While arguing that, “Detaining people simply for exercising their rights to freedom of expression and peaceful assembly, as well as detaining people after trials with no independent procedural safeguards, is arbitrary and unlawful,” they paint that, “celebrations go on outside, these people who have done nothing beyond peacefully exercising their human rights are suffering inside crowded cells, counting the months or years that they have already spent in prison, and the months or years that await them still.”
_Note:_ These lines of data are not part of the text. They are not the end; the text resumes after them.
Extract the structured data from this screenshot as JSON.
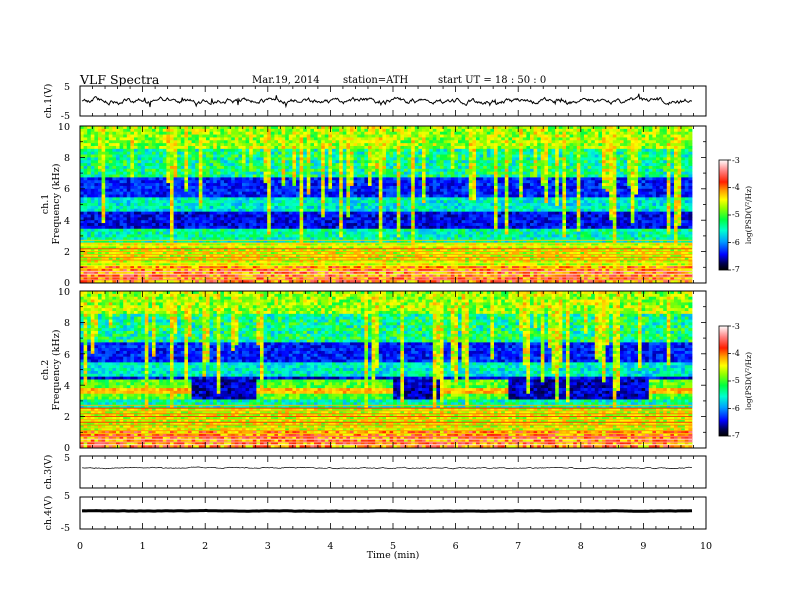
{
  "header": {
    "title": "VLF Spectra",
    "date": "Mar.19, 2014",
    "station": "station=ATH",
    "start": "start  UT =   18 : 50 : 0"
  },
  "chart_data": [
    {
      "type": "line",
      "name": "ch1-waveform",
      "ylabel": "ch.1(V)",
      "ylim": [
        -5,
        5
      ],
      "yticks": [
        "5",
        "-5"
      ],
      "xlim": [
        0,
        10
      ]
    },
    {
      "type": "heatmap",
      "name": "ch1-spectrogram",
      "ylabel_top": "ch.1",
      "ylabel": "Frequency (kHz)",
      "ylim": [
        0,
        10
      ],
      "yticks": [
        "10",
        "8",
        "6",
        "4",
        "2",
        "0"
      ],
      "xlim": [
        0,
        10
      ],
      "colorbar_label": "log(PSD(V²/Hz)",
      "colorbar_ticks": [
        "-3",
        "-4",
        "-5",
        "-6",
        "-7"
      ]
    },
    {
      "type": "heatmap",
      "name": "ch2-spectrogram",
      "ylabel_top": "ch.2",
      "ylabel": "Frequency (kHz)",
      "ylim": [
        0,
        10
      ],
      "yticks": [
        "10",
        "8",
        "6",
        "4",
        "2",
        "0"
      ],
      "xlim": [
        0,
        10
      ],
      "colorbar_label": "log(PSD(V²/Hz)",
      "colorbar_ticks": [
        "-3",
        "-4",
        "-5",
        "-6",
        "-7"
      ]
    },
    {
      "type": "line",
      "name": "ch3-waveform",
      "ylabel": "ch.3(V)",
      "ylim": [
        -5,
        5
      ],
      "yticks": [
        "5"
      ],
      "xlim": [
        0,
        10
      ]
    },
    {
      "type": "line",
      "name": "ch4-waveform",
      "ylabel": "ch.4(V)",
      "ylim": [
        -5,
        5
      ],
      "yticks": [
        "5",
        "-5"
      ],
      "xlim": [
        0,
        10
      ]
    }
  ],
  "xaxis": {
    "label": "Time (min)",
    "ticks": [
      "0",
      "1",
      "2",
      "3",
      "4",
      "5",
      "6",
      "7",
      "8",
      "9",
      "10"
    ]
  }
}
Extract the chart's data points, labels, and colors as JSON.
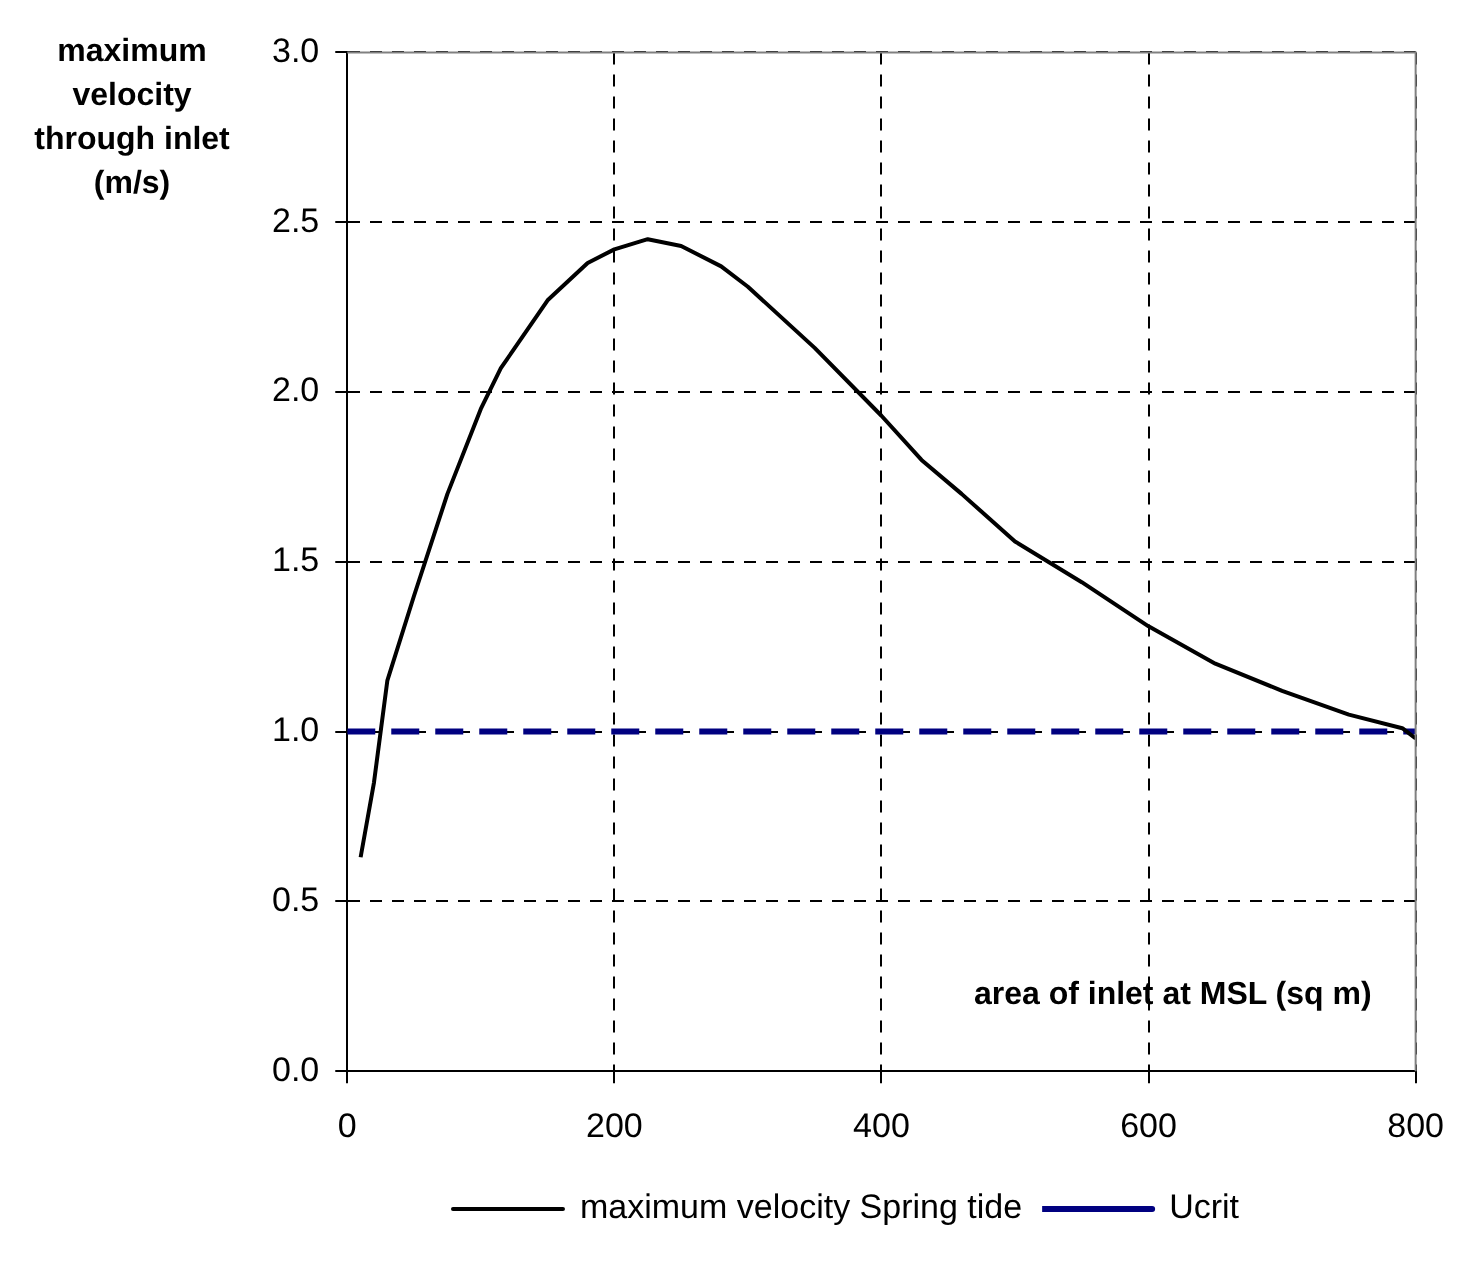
{
  "chart_data": {
    "type": "line",
    "xlabel": "area of inlet at MSL (sq m)",
    "ylabel": "maximum velocity through inlet (m/s)",
    "xlim": [
      0,
      800
    ],
    "xticks": [
      0,
      200,
      400,
      600,
      800
    ],
    "ylim": [
      0,
      3
    ],
    "yticks": [
      {
        "value": 0,
        "label": "0.0"
      },
      {
        "value": 0.5,
        "label": "0.5"
      },
      {
        "value": 1,
        "label": "1.0"
      },
      {
        "value": 1.5,
        "label": "1.5"
      },
      {
        "value": 2,
        "label": "2.0"
      },
      {
        "value": 2.5,
        "label": "2.5"
      },
      {
        "value": 3,
        "label": "3.0"
      }
    ],
    "grid": true,
    "legend": "bottom",
    "marker": "none",
    "series": [
      {
        "name": "maximum velocity Spring tide",
        "color": "#000000",
        "line_style": "solid",
        "x": [
          10,
          20,
          30,
          50,
          75,
          100,
          115,
          150,
          180,
          200,
          225,
          250,
          280,
          300,
          350,
          400,
          430,
          460,
          500,
          550,
          600,
          650,
          700,
          750,
          790,
          800
        ],
        "values": [
          0.63,
          0.85,
          1.15,
          1.4,
          1.7,
          1.95,
          2.07,
          2.27,
          2.38,
          2.42,
          2.45,
          2.43,
          2.37,
          2.31,
          2.13,
          1.93,
          1.8,
          1.7,
          1.56,
          1.44,
          1.31,
          1.2,
          1.12,
          1.05,
          1.01,
          0.98
        ]
      },
      {
        "name": "Ucrit",
        "color": "#000080",
        "line_style": "dashed",
        "x": [
          0,
          800
        ],
        "values": [
          1,
          1
        ]
      }
    ]
  }
}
The letter cites cases such as; “Dorgelesse Nguessan, a hairdresser and single mother who for the very first time joined the MRC-led protest on regional elections organisation, was arrested and detained for over a year and then sentenced to five years in prison by a military court, Penn Terence Khan, vice-principal of CCAST Bambili and father of four who was arrested, tortured, charged with terrorism and tried by a military court with the only evidence against him in the judgment being a T-shirt that reads ‘Diaspora South Africa standing behind West Cameroonians 4 a Federal Cameroon’ and ‘We are Cameroonians We are not extremists’. He got 12 years in prison after joining protests in the Anglophone regions five years ago, Tsi Conrad, a young independent journalist from the Anglophone regions who headed out to a protest with the intention of covering it – that is, doing his job was arrested on the spot and later sentenced to 15 years in prison by a military court, At least three other Anglophone journalists are also arbitrarily detained; Mancho Bibixy Tse and Thomas Awah Junior arrested in January 2017 and convicted by the same military court to 15 and 11 years in jail, respectively. Mancho is also known for his human rights activism around the Anglophone crisis and for standing in a coffin as he gave a speech to fellow protesters. Another journalist, Kingsley Fumunyuy Njoka, who was arrested on May 15, 2020, has been detained (at first incommunicado) without trial for more than 20 months. And Intifalia Oben, a young trader who made custom T-shirts with MRC political slogans on them, not realising that it was the security forces who’d placed the order. They came to arrest him for having made the T-shirts. He was tortured so badly that he fell ill with a lung infection and ended up chained to his hospital bed for 24 hours a day, even as he received treatment. He was sentenced to five years in prison by a military court.”